Dans la première lecture, Ben Sira le Sage nous demande de pardonner sans cesse, car « rancune et colère sont abominables… » Ainsi est-il important de dépasser le cercle vicieux de la haine et d’entrer dans la spirale montante du pardon et de l’amour mutuel. Les paroles de Ben Sira le Sage sont encore audibles dans une société où la vengeance est la chose la mieux partagée. Nous sommes d’accord qu’il y avait la loi du talion : « œil pour œil, dent pour dent ». C’était un progrès, car cette loi limitait la vengeance. Aujourd’hui, il ne s’agit plus de la limiter, mais de la refuser jusqu’au bout. 

Pierre, dans l’évangile de ce dimanche, pensait faire preuve d’une bonne volonté (dois-je pardonner jusqu’à sept fois ?), mais il veut mettre une limite au pardon.
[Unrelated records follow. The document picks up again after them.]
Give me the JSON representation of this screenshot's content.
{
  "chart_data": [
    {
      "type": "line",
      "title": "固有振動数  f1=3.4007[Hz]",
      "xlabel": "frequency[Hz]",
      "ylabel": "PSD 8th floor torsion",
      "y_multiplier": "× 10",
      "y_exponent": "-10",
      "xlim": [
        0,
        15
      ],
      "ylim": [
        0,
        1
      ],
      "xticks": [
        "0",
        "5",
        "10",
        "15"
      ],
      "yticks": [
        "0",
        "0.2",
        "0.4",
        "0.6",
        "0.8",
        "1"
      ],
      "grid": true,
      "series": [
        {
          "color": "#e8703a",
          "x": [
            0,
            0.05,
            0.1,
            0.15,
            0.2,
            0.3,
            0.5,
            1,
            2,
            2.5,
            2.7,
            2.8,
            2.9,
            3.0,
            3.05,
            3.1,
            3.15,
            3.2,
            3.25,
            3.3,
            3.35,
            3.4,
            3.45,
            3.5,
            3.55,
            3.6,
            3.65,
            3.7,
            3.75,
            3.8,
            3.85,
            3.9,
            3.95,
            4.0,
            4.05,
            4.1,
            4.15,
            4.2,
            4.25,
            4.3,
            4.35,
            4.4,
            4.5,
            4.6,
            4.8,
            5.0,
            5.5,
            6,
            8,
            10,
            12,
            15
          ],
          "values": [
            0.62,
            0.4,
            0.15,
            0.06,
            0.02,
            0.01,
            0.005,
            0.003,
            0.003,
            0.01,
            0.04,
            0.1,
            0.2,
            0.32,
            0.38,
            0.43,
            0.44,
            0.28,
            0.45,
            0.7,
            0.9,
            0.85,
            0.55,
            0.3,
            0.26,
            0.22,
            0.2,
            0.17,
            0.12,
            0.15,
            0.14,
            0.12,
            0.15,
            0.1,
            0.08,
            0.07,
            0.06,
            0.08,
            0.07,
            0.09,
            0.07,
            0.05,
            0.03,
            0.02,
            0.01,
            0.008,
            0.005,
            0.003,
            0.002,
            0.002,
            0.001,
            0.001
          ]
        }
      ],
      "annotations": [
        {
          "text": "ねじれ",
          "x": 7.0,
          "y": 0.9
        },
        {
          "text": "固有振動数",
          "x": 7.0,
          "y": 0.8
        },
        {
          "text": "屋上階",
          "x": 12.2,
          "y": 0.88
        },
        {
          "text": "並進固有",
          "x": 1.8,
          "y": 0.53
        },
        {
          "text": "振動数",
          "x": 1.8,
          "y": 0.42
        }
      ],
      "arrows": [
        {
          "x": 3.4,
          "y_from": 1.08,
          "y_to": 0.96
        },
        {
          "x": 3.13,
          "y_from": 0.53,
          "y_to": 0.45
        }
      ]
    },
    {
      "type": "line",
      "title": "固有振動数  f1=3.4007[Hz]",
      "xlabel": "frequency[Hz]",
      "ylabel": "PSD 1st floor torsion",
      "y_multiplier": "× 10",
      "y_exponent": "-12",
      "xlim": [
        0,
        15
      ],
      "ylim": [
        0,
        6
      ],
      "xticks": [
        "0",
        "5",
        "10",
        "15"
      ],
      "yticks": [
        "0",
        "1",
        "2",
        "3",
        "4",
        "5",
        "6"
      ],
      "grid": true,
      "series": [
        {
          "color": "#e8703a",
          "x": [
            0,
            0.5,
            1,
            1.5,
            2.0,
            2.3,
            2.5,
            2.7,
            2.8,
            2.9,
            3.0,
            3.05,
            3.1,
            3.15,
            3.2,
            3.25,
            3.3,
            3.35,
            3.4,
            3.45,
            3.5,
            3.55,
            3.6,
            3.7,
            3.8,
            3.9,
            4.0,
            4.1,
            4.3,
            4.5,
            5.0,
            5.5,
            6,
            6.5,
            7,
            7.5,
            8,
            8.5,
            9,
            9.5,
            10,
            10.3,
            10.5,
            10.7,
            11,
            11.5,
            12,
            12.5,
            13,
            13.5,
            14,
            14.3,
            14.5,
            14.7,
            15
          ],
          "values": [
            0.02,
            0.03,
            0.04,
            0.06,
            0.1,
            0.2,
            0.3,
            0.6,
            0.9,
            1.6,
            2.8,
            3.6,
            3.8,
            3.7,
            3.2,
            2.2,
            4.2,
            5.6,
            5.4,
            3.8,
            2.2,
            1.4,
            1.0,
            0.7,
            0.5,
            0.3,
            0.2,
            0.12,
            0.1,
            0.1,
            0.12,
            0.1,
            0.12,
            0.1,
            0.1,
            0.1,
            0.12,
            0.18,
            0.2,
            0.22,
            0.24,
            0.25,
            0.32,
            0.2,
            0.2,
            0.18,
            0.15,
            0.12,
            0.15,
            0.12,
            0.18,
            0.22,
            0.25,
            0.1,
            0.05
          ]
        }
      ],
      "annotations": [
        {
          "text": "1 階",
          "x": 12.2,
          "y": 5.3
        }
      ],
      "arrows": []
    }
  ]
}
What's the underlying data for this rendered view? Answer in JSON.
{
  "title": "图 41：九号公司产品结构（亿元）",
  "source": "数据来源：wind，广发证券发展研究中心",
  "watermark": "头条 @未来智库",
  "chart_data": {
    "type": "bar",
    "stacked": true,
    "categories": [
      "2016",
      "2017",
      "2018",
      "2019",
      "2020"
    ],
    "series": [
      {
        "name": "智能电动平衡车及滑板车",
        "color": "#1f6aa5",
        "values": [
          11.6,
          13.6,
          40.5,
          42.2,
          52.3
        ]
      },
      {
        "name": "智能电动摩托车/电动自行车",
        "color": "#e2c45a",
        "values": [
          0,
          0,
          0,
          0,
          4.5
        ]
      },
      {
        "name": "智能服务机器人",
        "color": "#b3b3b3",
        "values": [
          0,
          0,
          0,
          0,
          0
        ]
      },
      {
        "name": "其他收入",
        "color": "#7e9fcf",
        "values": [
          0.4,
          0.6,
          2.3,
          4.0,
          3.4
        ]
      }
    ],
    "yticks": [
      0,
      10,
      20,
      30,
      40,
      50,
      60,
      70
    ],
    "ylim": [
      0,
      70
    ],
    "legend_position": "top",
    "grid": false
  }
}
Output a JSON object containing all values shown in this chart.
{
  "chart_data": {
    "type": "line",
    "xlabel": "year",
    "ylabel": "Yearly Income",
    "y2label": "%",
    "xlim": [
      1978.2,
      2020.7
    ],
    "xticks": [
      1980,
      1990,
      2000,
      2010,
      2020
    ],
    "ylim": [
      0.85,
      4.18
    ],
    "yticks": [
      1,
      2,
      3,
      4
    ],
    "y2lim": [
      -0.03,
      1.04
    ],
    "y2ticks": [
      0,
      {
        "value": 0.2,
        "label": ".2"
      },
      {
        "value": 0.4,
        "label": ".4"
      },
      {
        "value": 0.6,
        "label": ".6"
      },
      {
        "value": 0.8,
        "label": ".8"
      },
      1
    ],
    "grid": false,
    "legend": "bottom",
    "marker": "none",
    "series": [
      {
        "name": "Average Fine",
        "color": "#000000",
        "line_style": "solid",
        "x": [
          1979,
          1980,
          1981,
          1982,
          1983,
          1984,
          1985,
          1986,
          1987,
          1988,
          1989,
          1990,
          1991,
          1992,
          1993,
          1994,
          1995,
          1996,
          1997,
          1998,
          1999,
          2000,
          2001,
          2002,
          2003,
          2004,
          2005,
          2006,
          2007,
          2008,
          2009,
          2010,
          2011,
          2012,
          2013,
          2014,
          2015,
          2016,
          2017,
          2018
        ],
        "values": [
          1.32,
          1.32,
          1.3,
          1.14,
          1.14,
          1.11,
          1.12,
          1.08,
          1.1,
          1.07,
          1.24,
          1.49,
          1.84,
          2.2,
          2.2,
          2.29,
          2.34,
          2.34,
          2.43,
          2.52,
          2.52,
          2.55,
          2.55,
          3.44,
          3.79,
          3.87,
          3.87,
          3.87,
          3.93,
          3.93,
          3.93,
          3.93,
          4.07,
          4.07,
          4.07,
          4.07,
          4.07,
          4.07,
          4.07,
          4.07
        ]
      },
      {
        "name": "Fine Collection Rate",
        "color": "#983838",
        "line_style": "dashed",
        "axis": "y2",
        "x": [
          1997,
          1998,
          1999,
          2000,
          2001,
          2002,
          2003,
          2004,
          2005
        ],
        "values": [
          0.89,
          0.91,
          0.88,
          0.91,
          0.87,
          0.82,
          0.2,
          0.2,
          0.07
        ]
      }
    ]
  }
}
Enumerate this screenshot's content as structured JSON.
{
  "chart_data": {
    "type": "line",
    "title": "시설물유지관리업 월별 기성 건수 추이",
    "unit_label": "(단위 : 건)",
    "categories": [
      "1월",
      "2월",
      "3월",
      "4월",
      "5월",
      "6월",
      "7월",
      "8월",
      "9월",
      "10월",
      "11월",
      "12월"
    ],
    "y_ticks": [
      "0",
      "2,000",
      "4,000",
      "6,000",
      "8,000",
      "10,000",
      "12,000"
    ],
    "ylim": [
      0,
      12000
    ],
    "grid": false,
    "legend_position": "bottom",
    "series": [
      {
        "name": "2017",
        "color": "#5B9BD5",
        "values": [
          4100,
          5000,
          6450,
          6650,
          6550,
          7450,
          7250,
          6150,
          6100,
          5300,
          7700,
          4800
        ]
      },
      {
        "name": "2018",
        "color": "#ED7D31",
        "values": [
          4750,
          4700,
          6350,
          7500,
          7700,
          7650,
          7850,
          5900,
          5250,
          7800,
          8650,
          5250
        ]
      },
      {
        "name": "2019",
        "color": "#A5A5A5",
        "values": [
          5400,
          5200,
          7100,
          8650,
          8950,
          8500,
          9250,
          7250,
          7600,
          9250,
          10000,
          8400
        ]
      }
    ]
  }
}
En répondant à Pierre, Jésus veut nous montrer dans sa parabole que devant Dieu, nous sommes des débiteurs incapables de rembourser.

Sœurs et frères en Christ, Jésus nous invite à travers la liturgie de ce jour, à tendre la main à l’offenseur pour l’aider à se relever. Certes, il n’est pas facile de pardonner, mais nous devons apprendre à le faire sans limite, car le pardon échappe à toute comptabilité. Si nous mesurons la compassion dont nous faisons l’objet, nous serons capables de pardonner. Ainsi donc, si j’accepte que j’ai des faiblesses et des défauts, que j’ai péché contre Dieu et contre mes sœurs et frères, mais que je suis pardonné et que je peux progresser vers la liberté intérieure et un amour plus vrai, alors je peux accepter les défauts et les faiblesses des autres. Eux aussi sont pardonnés par Dieu et peuvent progresser vers la liberté et l’amour. Nous ne pouvons vraiment accepter les autres tels qu’ils sont et leur pardonner que lorsque nous découvrons que Dieu nous accepte vraiment tels que nous sommes et qu’il nous pardonne. Le pardon donné ou reçu transforme intérieurement et redonne vie. Pardonner, c’est aimer.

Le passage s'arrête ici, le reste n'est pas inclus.